Preacher  developed by Sam Catlin, Evan Goldberg, and Seth Rogen for AMC starring Dominic Cooper is a welcome addition to my list of top shows to watch. A dark comedy featuring a small-town preacher with a dubious past who suddenly becomes a host to a mysterious entity that allows him to literally compel people to think and act in a certain way through speech. Initially half-heartedly taking on his father’s church and duties, Jesse Custer upon discovering his new abilities, realizes that he now has the power to effect actual change to the lives of his flock. Naturally, everything comes with a price and we see him making more problems that actually solving them. In one of the best moments of the show, he accidentally sends a teenager, Eugene Root / “Arseface”, to hell. Throw into the mix, his Irish, vampire best friend, Cassidy who quite literally dropped down from the sky and his extremely capable ex-girlfriend,  Tulip O’Hare and you have a rip-roaring fun show that doesn’t shy from asking questions often skirted by other shows who are often too quick to borrow religious elements but would rather gloss over the tricky parts.

Aside from the great acting particularly from Ruth Negga and Dominic Cooper, the show’s season finale is one for the books. Don’t take my word for it and watch it.

Legion (2017)


I just finished the first season of Legion, created for FX by Noah Hawley, based on the Marvel Comics character David Haller / Legion and I must say that I now hooked. I had my doubts with the first couple episodes its paltry eight-episode season but I now only have respect for Noah Hawley’s work on this rather difficult Marvel character. The show is praised for its departure from the now all too familiar superhero trope. My initial reservations about the show are due to its rather off-beat humor and quirky sets which I must say takes a couple of episodes to get used to. However, with its questions about the nature of reality and its portrayal of mental illness, the treatment of the show makes perfect sense.

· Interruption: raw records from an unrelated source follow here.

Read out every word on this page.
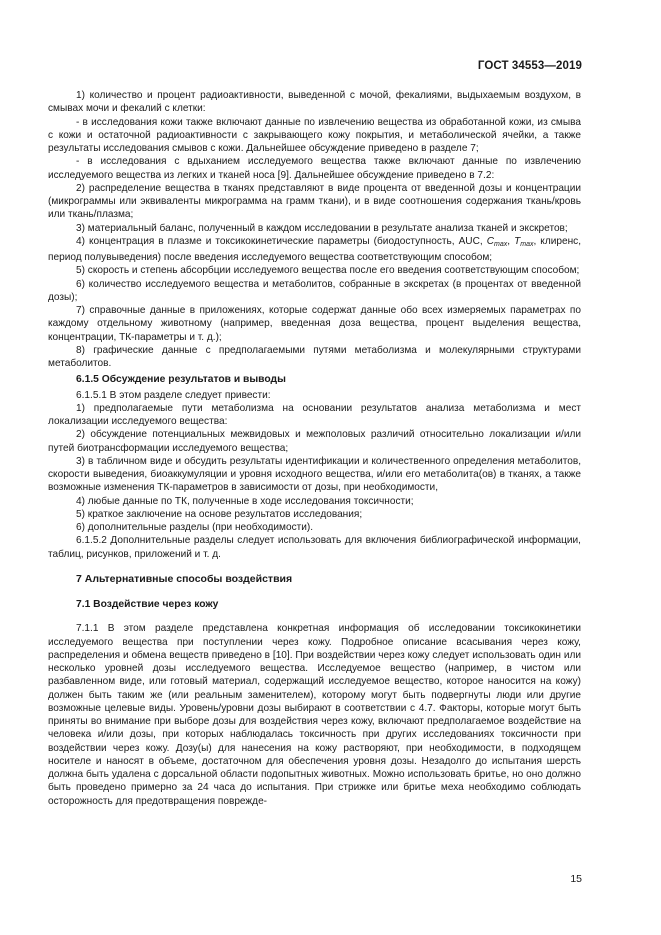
ГОСТ 34553—2019

1) количество и процент радиоактивности, выведенной с мочой, фекалиями, выдыхаемым воздухом, в смывах мочи и фекалий с клетки:

- в исследования кожи также включают данные по извлечению вещества из обработанной кожи, из смыва с кожи и остаточной радиоактивности с закрывающего кожу покрытия, и метаболической ячейки, а также результаты исследования смывов с кожи. Дальнейшее обсуждение приведено в разделе 7;

- в исследования с вдыханием исследуемого вещества также включают данные по извлечению исследуемого вещества из легких и тканей носа [9]. Дальнейшее обсуждение приведено в 7.2:

2) распределение вещества в тканях представляют в виде процента от введенной дозы и концентрации (микрограммы или эквиваленты микрограмма на грамм ткани), и в виде соотношения содержания ткань/кровь или ткань/плазма;

3) материальный баланс, полученный в каждом исследовании в результате анализа тканей и экскретов;

4) концентрация в плазме и токсикокинетические параметры (биодоступность, AUC, $C_{max}$, $T_{max}$, клиренс, период полувыведения) после введения исследуемого вещества соответствующим способом;

5) скорость и степень абсорбции исследуемого вещества после его введения соответствующим способом;

6) количество исследуемого вещества и метаболитов, собранные в экскретах (в процентах от введенной дозы);

7) справочные данные в приложениях, которые содержат данные обо всех измеряемых параметрах по каждому отдельному животному (например, введенная доза вещества, процент выделения вещества, концентрации, ТК-параметры и т. д.);

8) графические данные с предполагаемыми путями метаболизма и молекулярными структурами метаболитов.

6.1.5 Обсуждение результатов и выводы

6.1.5.1 В этом разделе следует привести:

1) предполагаемые пути метаболизма на основании результатов анализа метаболизма и мест локализации исследуемого вещества:

2) обсуждение потенциальных межвидовых и межполовых различий относительно локализации и/или путей биотрансформации исследуемого вещества;

3) в табличном виде и обсудить результаты идентификации и количественного определения метаболитов, скорости выведения, биоаккумуляции и уровня исходного вещества, и/или его метаболита(ов) в тканях, а также возможные изменения ТК-параметров в зависимости от дозы, при необходимости,

4) любые данные по ТК, полученные в ходе исследования токсичности;

5) краткое заключение на основе результатов исследования;

6) дополнительные разделы (при необходимости).

6.1.5.2 Дополнительные разделы следует использовать для включения библиографической информации, таблиц, рисунков, приложений и т. д.

7 Альтернативные способы воздействия
7.1 Воздействие через кожу

7.1.1 В этом разделе представлена конкретная информация об исследовании токсикокинетики исследуемого вещества при поступлении через кожу. Подробное описание всасывания через кожу, распределения и обмена веществ приведено в [10]. При воздействии через кожу следует использовать один или несколько уровней дозы исследуемого вещества. Исследуемое вещество (например, в чистом или разбавленном виде, или готовый материал, содержащий исследуемое вещество, которое наносится на кожу) должен быть таким же (или реальным заменителем), которому могут быть подвергнуты люди или другие возможные целевые виды. Уровень/уровни дозы выбирают в соответствии с 4.7. Факторы, которые могут быть приняты во внимание при выборе дозы для воздействия через кожу, включают предполагаемое воздействие на человека и/или дозы, при которых наблюдалась токсичность при других исследованиях токсичности при воздействии через кожу. Дозу(ы) для нанесения на кожу растворяют, при необходимости, в подходящем носителе и наносят в объеме, достаточном для обеспечения уровня дозы. Незадолго до испытания шерсть должна быть удалена с дорсальной области подопытных животных. Можно использовать бритье, но оно должно быть проведено примерно за 24 часа до испытания. При стрижке или бритье меха необходимо соблюдать осторожность для предотвращения поврежде-

15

It remains to be seen if the show will succeed in drawing in more viewers for its next season as I am certain that despite the initial hype of the show, may of those who watched the first episodes have not completed the show until its amazing season finale (and enticing mid-credits scene). If you are one of those people, I recommend watching the whole season you won’t be disappointed. If only to see the excellent work that Dan Stevens and Aubrey Plaza deliver on the show.